To minimize exposures, a company should review all insurance policies that may respond to a ransomware event, including commercial general liability, fidelity, and crime policies, and put them on notice as part of a documented incident response plan. Also, it is worth considering whether paying a ransom to an entity on a sanctions list may create additional exposure or trigger a sanction exclusion in the insurance policy.

Do not Be Afraid to Ask Questions.

The inability to communicate directly with insurers during ransomware crises can create delays and friction. Insurers can use the appearance of impropriety as justification for invasive investigations — examinations under oath, requests for susceptible information, and other investigative measures that can delay or even derail recovery efforts.

As a result, some companies cannot recover the total cost of their losses because they cannot reach their insurance carrier. In addition, some insurance carriers contract with massive teams of lawyers, technical and forensic experts, and negotiators to manage and resolve cyber insurance claims.

Those firms are often used to working with insurance companies to negotiate a settlement for a lawsuit and need to prepare when dealing with a ransomware demand. Those firms should seek advice from a cyber insurance broker or attorney to determine the fastest path to resolution and recovery. They should also review their insurance policies and note the amount of available insurance and any notification or consent requirements that need to be met.

Keep a Cool Even Tone

Cybercriminals are becoming increasingly aware that many of their victims have cyber insurance policies that will cover a ransom payment. As a result, they preferentially target organizations with cyber insurance, as their chances of a successful extortion settlement increase.

As a result, negotiators need to keep calm and not get emotional during conversations with threat actors. If they show less emotion, they could be perceived as desperate, and the threat actor may be less likely to offer a lower demand.

In addition, negotiators should also avoid using sarcasm during negotiations with threat actors. These tactics can often be interpreted as threats and may lead to a hostile negotiation environment.

While negotiating with ransomware threats was not commonplace just a few years ago, some say it has become more of a regular occurrence thanks to the rising number of data theft and exposure incidents. They add that referring clients to negotiators is usually a no-brainer, as hotheaded executives and IT teams can make things worse by trying to handle negotiations themselves.

Do not Get Emotional.

Keeping your emotions in check will help you avoid costly mistakes that can undermine the value of your insurance policies.
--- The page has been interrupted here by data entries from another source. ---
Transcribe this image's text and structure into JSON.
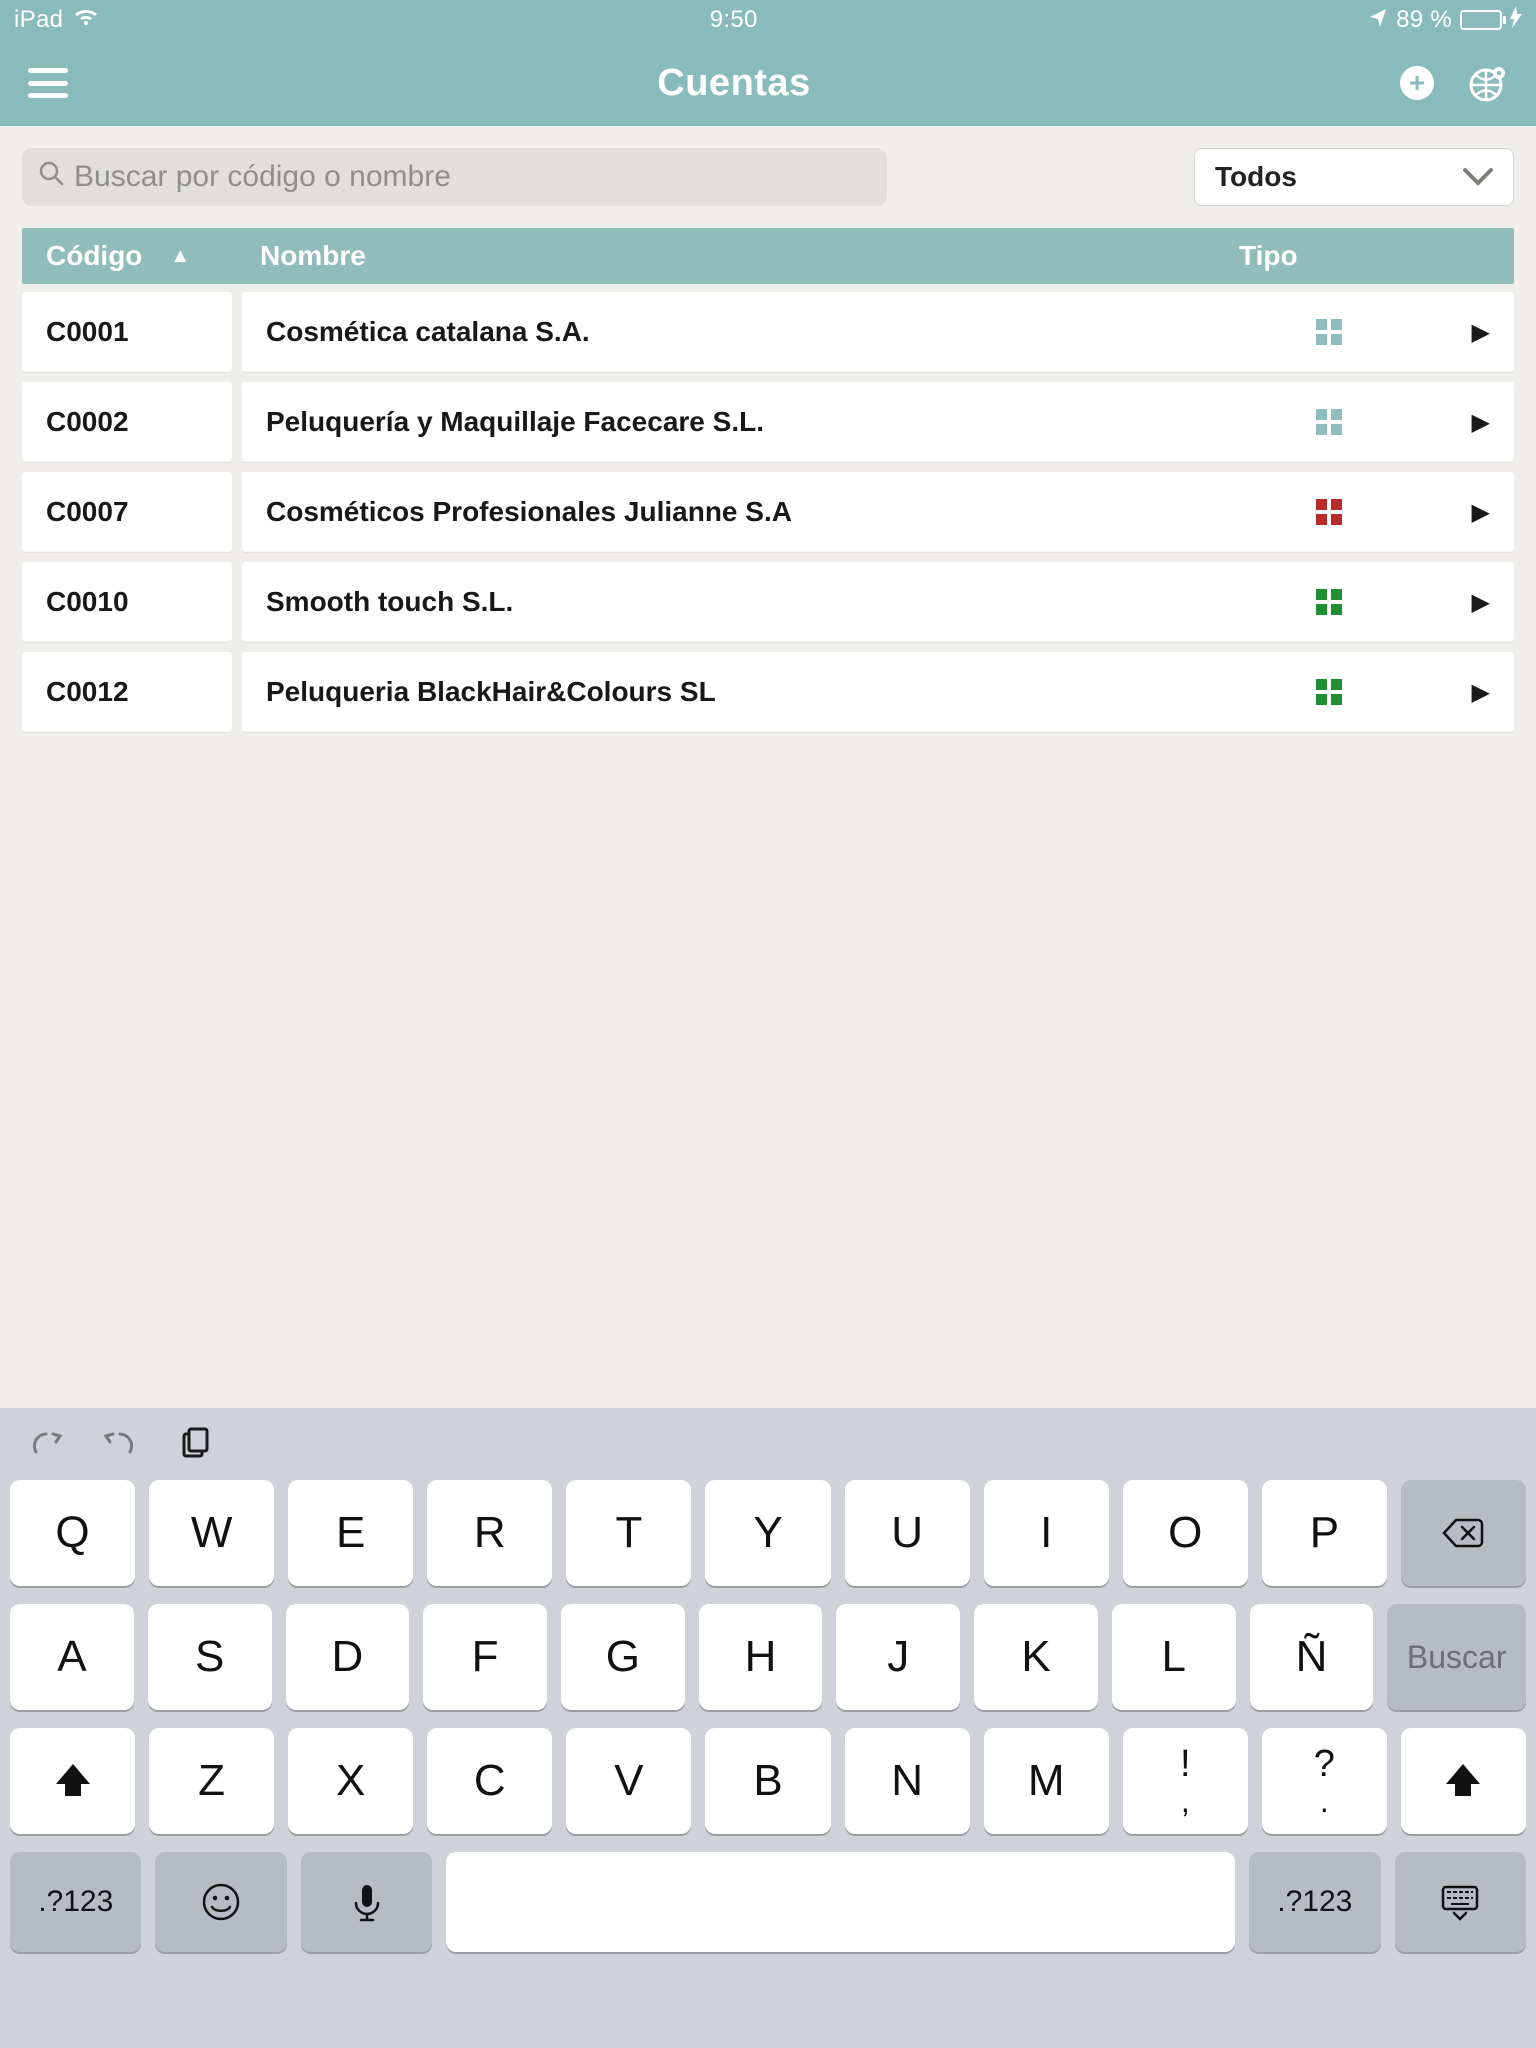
{
  "status": {
    "device": "iPad",
    "time": "9:50",
    "battery_pct": "89 %",
    "battery_fill_pct": 89
  },
  "nav": {
    "title": "Cuentas"
  },
  "search": {
    "placeholder": "Buscar por código o nombre"
  },
  "filter": {
    "selected": "Todos"
  },
  "table": {
    "headers": {
      "code": "Código",
      "name": "Nombre",
      "type": "Tipo"
    },
    "rows": [
      {
        "code": "C0001",
        "name": "Cosmética catalana S.A.",
        "type_color": "#8fbcbd"
      },
      {
        "code": "C0002",
        "name": "Peluquería y Maquillaje Facecare S.L.",
        "type_color": "#8fbcbd"
      },
      {
        "code": "C0007",
        "name": "Cosméticos Profesionales Julianne S.A",
        "type_color": "#b92a2a"
      },
      {
        "code": "C0010",
        "name": "Smooth touch S.L.",
        "type_color": "#1f8f33"
      },
      {
        "code": "C0012",
        "name": "Peluqueria BlackHair&Colours SL",
        "type_color": "#1f8f33"
      }
    ]
  },
  "keyboard": {
    "row1": [
      "Q",
      "W",
      "E",
      "R",
      "T",
      "Y",
      "U",
      "I",
      "O",
      "P"
    ],
    "row2": [
      "A",
      "S",
      "D",
      "F",
      "G",
      "H",
      "J",
      "K",
      "L",
      "Ñ"
    ],
    "row3_letters": [
      "Z",
      "X",
      "C",
      "V",
      "B",
      "N",
      "M"
    ],
    "row3_punct": [
      [
        "!",
        ","
      ],
      [
        "?",
        "."
      ]
    ],
    "row4": {
      "numkey": ".?123"
    },
    "search_label": "Buscar"
  }
}
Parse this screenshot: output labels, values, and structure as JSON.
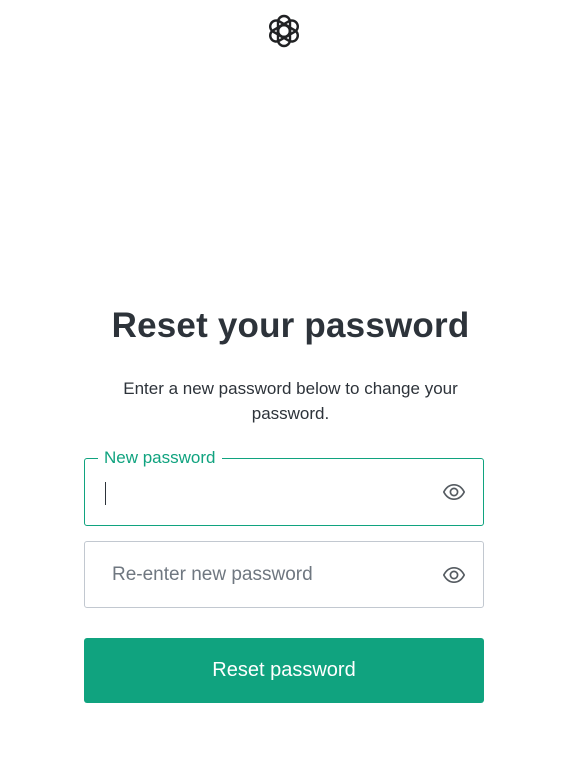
{
  "logo": {
    "icon": "openai-logo-icon"
  },
  "heading": {
    "title": "Reset your password"
  },
  "description": {
    "text": "Enter a new password below to change your password."
  },
  "form": {
    "new_password": {
      "label": "New password",
      "value": "",
      "icon": "eye-icon"
    },
    "reenter_password": {
      "placeholder": "Re-enter new password",
      "value": "",
      "icon": "eye-icon"
    },
    "submit_label": "Reset password"
  },
  "colors": {
    "accent": "#10a37f",
    "text": "#2d333a",
    "border": "#c2c8d0",
    "placeholder": "#6f7780",
    "background": "#ffffff"
  }
}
Many cyber liability policies offer coverage for ransom payments. Still, they are unlike other types of insurance, such as auto, where the other driver does not hit you on purpose. Cyber attacks are deliberate and targeted. A successful and quick recovery requires advanced preparation, knowing, and avoiding potential pitfalls.

For example, if your company pays a ransom, you’ll likely need to hire incident response and restoration firms and purchase crypto to replace the lost data. These services can cost millions of dollars. In addition, it may fine companies that pay hackers on its sanctions lists for facilitating crime.

Some warn his clients that cybercriminals march to a timeline, and they must understand that, even if they buy crypto, it will not quickly bring their systems back online. The negotiating process can also take weeks. In the meantime, your reputation is at risk in the eyes of your customers, employees, investors, and the media.